Putting LGBT-themed books behind closed doors is censorship that denies children supportive resources
I am outraged that children’s books about same-sex families have been removed from public library shelves in Hong Kong (“LGBT-themed books removed from library shelves”, June 21). This goes against the Unesco Public Libraries Manifesto that Hong Kong follows, which instructs libraries to be places of “free and unlimited access to knowledge, thought, culture and information”.
Despite Hong Kong not yet legalising gay marriage, the LBGT community exists here and many members are raising children. It is important for these children to see themselves represented in books and also for other children to see that loving families come in many shapes and sizes. Respect for others and an acceptance of difference are important values for children to learn.

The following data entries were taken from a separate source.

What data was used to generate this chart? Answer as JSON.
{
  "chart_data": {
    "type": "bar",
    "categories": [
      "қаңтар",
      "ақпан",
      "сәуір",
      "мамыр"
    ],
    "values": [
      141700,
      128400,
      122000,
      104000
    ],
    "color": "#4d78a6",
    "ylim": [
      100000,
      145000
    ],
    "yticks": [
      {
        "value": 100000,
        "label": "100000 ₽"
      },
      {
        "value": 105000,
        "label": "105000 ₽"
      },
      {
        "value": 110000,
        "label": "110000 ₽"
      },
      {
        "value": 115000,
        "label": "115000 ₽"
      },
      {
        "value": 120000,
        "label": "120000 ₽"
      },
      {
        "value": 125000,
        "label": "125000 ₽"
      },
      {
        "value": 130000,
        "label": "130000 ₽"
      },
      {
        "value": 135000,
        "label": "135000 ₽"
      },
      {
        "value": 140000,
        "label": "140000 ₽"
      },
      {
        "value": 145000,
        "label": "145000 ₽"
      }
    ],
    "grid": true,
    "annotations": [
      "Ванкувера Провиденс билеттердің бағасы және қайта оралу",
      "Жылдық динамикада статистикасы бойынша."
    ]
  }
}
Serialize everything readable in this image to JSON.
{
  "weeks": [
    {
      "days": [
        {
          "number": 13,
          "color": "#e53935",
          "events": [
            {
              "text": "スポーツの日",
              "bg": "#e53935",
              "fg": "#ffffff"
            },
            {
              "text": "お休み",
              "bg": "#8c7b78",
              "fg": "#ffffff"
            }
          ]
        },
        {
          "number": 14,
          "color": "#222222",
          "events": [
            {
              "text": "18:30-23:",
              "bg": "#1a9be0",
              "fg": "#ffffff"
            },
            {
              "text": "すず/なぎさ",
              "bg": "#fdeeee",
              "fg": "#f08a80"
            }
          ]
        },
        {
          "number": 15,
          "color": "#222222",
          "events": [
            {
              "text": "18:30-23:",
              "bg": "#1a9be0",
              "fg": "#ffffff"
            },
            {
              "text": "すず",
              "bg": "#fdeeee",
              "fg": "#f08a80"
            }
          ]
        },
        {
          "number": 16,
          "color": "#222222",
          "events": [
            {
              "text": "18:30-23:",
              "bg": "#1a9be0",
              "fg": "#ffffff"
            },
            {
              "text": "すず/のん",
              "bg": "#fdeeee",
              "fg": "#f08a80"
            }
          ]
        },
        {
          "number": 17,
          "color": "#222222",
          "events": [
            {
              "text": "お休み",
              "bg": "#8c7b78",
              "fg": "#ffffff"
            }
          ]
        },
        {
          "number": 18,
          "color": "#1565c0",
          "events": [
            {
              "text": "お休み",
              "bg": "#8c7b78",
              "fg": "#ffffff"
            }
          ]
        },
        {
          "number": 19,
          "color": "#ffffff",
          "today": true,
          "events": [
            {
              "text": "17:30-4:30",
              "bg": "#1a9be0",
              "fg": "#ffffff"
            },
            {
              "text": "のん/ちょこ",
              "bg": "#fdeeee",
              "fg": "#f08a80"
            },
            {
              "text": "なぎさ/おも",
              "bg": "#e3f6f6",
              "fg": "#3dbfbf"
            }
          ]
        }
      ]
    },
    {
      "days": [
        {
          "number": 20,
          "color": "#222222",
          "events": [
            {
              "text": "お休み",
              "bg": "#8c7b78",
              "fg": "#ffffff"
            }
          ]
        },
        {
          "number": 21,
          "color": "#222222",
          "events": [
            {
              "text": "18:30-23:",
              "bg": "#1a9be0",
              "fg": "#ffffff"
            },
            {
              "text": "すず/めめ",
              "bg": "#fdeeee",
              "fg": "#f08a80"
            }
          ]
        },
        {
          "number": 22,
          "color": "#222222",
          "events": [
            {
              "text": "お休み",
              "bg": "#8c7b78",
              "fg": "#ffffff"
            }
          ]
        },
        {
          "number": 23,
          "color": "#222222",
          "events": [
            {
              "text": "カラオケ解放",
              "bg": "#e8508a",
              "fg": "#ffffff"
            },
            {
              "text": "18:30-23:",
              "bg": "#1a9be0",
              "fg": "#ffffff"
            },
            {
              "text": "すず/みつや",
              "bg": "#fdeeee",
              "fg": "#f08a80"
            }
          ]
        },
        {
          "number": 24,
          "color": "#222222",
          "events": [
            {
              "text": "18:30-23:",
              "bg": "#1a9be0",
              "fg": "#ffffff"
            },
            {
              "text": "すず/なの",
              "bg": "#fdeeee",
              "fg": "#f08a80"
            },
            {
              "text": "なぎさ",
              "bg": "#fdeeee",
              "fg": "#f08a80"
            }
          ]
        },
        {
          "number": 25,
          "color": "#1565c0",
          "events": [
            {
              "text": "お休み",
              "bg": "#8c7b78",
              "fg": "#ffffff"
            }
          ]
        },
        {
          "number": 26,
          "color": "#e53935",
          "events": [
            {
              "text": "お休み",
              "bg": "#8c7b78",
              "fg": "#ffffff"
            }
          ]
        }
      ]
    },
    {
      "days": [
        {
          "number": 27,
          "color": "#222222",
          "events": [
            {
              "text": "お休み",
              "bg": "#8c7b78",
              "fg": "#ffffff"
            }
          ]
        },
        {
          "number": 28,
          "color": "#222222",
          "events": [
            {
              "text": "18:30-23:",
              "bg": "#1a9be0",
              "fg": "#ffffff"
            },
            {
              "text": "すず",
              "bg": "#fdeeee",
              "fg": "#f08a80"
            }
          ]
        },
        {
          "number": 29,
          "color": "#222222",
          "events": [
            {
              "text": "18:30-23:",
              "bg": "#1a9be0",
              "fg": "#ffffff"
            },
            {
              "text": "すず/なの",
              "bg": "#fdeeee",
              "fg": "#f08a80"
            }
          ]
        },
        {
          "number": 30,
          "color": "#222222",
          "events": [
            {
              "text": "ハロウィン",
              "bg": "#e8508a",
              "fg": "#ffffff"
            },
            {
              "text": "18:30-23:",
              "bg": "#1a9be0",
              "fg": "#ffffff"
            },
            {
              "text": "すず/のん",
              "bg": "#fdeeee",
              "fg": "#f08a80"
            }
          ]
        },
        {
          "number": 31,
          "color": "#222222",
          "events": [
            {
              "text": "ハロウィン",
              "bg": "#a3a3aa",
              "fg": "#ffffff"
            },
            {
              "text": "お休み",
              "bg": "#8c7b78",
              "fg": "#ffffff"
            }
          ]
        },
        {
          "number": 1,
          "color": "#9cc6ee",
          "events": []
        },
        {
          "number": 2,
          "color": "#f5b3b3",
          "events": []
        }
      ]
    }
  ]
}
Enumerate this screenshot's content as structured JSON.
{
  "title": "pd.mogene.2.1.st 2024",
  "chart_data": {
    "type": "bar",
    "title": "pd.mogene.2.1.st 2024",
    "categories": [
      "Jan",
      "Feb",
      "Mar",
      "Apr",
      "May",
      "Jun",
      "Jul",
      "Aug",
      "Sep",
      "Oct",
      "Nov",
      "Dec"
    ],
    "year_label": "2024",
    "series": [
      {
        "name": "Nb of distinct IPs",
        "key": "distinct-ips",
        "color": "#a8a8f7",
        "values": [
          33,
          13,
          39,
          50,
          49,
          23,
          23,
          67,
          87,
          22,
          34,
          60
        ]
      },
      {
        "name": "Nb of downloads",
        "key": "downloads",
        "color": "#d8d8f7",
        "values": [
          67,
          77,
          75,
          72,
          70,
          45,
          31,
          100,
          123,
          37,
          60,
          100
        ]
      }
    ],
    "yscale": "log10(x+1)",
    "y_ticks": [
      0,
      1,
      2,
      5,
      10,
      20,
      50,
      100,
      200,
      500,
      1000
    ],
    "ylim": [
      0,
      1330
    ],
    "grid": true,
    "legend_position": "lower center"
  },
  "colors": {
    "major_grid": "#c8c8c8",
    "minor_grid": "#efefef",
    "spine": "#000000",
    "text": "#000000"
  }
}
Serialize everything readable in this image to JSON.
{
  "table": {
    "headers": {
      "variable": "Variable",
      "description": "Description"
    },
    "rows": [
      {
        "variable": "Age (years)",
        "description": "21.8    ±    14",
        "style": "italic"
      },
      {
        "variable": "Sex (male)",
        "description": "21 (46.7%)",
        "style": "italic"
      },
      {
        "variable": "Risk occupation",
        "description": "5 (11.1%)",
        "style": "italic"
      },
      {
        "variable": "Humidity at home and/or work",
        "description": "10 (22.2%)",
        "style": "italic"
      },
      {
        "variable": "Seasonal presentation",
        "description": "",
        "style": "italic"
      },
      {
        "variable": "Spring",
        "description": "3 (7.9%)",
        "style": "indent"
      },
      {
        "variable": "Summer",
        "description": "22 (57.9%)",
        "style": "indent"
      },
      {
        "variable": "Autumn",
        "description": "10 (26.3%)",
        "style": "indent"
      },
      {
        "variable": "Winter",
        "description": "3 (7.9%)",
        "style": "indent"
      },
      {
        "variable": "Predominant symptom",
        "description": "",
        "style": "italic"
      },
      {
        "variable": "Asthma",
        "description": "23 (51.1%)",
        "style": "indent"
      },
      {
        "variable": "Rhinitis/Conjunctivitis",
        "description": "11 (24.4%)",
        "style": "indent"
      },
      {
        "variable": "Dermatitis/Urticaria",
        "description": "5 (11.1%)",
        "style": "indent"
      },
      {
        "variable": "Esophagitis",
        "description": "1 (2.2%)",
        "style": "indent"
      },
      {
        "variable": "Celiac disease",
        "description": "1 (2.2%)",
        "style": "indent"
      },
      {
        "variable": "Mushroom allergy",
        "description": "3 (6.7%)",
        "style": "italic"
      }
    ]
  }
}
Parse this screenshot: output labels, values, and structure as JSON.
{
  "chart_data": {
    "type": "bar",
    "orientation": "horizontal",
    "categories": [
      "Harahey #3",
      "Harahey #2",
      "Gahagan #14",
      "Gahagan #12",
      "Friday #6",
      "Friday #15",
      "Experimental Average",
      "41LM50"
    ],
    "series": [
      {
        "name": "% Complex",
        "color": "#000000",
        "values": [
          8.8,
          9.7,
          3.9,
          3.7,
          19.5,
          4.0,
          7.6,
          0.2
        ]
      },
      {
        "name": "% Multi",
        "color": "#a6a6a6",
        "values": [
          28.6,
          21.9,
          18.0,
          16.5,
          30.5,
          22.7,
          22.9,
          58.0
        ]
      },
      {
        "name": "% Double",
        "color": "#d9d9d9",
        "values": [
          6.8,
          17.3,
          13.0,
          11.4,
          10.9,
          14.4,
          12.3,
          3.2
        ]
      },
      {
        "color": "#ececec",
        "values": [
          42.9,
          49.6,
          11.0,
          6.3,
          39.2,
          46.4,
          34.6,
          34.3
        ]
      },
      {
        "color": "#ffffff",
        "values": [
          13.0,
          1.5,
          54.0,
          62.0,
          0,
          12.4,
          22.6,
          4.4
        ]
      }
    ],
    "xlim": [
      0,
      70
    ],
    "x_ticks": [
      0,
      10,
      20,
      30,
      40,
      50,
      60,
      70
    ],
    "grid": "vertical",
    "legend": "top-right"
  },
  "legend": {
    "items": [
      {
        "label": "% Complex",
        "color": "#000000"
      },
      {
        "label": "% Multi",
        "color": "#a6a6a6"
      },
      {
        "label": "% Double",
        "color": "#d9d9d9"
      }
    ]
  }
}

The youth of Hong Kong have some of the highest stress levels in the world. Likewise, youth in the LGBT community worldwide have higher than average rates of mental health issues. Removing books with gay themes sends the message to at-risk young people that same-sex families are “wrong” and need to be hidden away. I worry about the effect this could have on young people in Hong Kong who may be exploring their sexuality. Instead of discrimination, they need to be supported and valued.
There is no justification for removing picture books that promote diversity, tolerance and love. It is unbelievable that this censorship has occurred, and that pressure from anti-gay groups should sway government decisions. This is not the Hong Kong I want my child to grow up in. Our children deserve better.